Friday, April 17, 2009

It’s 10 a.m.; do you know where your money is?

Much more has been written about risk management, investor transparency, and VaR since our inaugural blog in January which discussed whether reliance on VaR contributed to the current economic crisis. That blog focused on the ideas in Joe Nocera’s cover story in the New York Times Magazine that week. As most cover stories focus on politics, foreign relations, human interest, or entertainment, seeing RISK! on the front cover of the magazine that week certainly was a surprise. Over the last three months, the discussion about risk management and VaR has continued, bringing forth more ideas, opinions, and calls for change. A couple of hot topics recently involve the lack of due diligence done by investment advisors who invested client money in the Madoff fund as well as the lack of attention paid by analysts to risk measurements published in the financial statements of banks. Here, I'll look at what's changed since we launched our blog in January and what else you can do to ensure you have an adequate VaR system in place.

Certainly one recent industry event on people’s minds is the Madoff scandal, which Dan diBartolomeo recently spoke about in our podcast series. The Madoff scheme and smaller ones like it have recently prompted many fund of fund managers to require that any fund they invest in have an outside administrator to ensure independence, transparency, and even to calculate NAV. This is a vast departure from current industry practice. Hugo Cox writes about this in the April issue of Alpha Magazine. Key to the understanding of your risk is performing due diligence and making sure that the reported investment performance is accurate. A move in the direction of greater transparency in this area is certainly a positive change that will raise standards in the industry.
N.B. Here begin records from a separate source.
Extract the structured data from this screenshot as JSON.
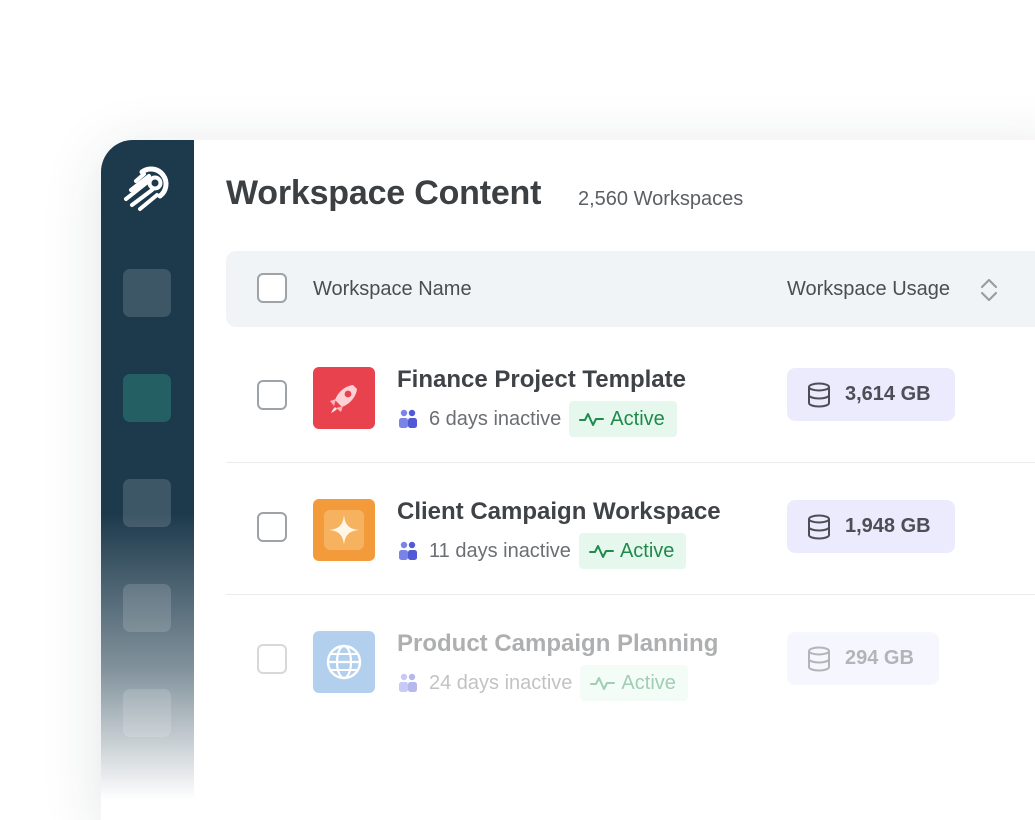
{
  "header": {
    "title": "Workspace Content",
    "count": "2,560 Workspaces"
  },
  "table": {
    "columns": {
      "name": "Workspace Name",
      "usage": "Workspace Usage"
    },
    "rows": [
      {
        "name": "Finance Project Template",
        "inactive": "6 days inactive",
        "status": "Active",
        "usage": "3,614 GB",
        "icon": "rocket-icon",
        "icon_color": "#e8424f"
      },
      {
        "name": "Client Campaign Workspace",
        "inactive": "11 days inactive",
        "status": "Active",
        "usage": "1,948 GB",
        "icon": "sparkle-icon",
        "icon_color": "#f39a3a"
      },
      {
        "name": "Product Campaign Planning",
        "inactive": "24 days inactive",
        "status": "Active",
        "usage": "294 GB",
        "icon": "globe-icon",
        "icon_color": "#4a90d9"
      }
    ]
  },
  "colors": {
    "sidebar": "#1d3a4c",
    "active_nav": "#235f63",
    "active_badge_bg": "#e6f8ee",
    "active_badge_text": "#1f8a4c",
    "usage_badge_bg": "#ecebfd"
  }
}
On the subject of VaR, Aaron Brown, a risk manager at AQR Capital Management, recently wrote the cover story for the GARP Risk Review titled “Opening the Vault to the Risk Disclosure Data.” He pointed out that not enough attention is paid to the risk information provided in financial statements. Analysts and investors are overly obsessed with quarterly earning to the point where beating or missing the street’s estimate by a couple of pennies can dramatically move a stock. Brown asserts that the reason analysts pay so little attention to the risk disclosures of financial institutions is that the risk information is often too technical for most to understand. He presents two simple alternative risk measures; risk price to earnings ratio (RPE) and risk beta.

One sidebar story within the article titled “Flabby VaR” discussed the characteristics that a VaR measure must possess to be useful. While many VaR measurements will have the correct number of VaR breaks, they will often be set too high or will not respond fast enough to changes in market volatility. For example, your actual daily loss should break a 95% VaR measure 5% of the time or approximately 13 days in a year. If your VaR is broken 12 or 13 times in year, you may think your system if performing adequately. However, if all 13 breaks in the year occur within a single 25 day period of high volatility, it’s time to re-evaluate your VaR measurement so that it more quickly adjusts to short term changes in volatility. It is not at all bad for your VaR measure to surprise you sometimes. Brown maintains that if it does not, it will be the actual losses that surprise you instead. Those surprise often serve as an early warning. So it’s important to dig deep and really test your VaR system. What may look adequate on the surface (such as an appropriate number of VaR breaks) may actually be misleading and what may look like an outlier (such as a surprising increase in VaR) may actually be the exact reason you need your VaR system.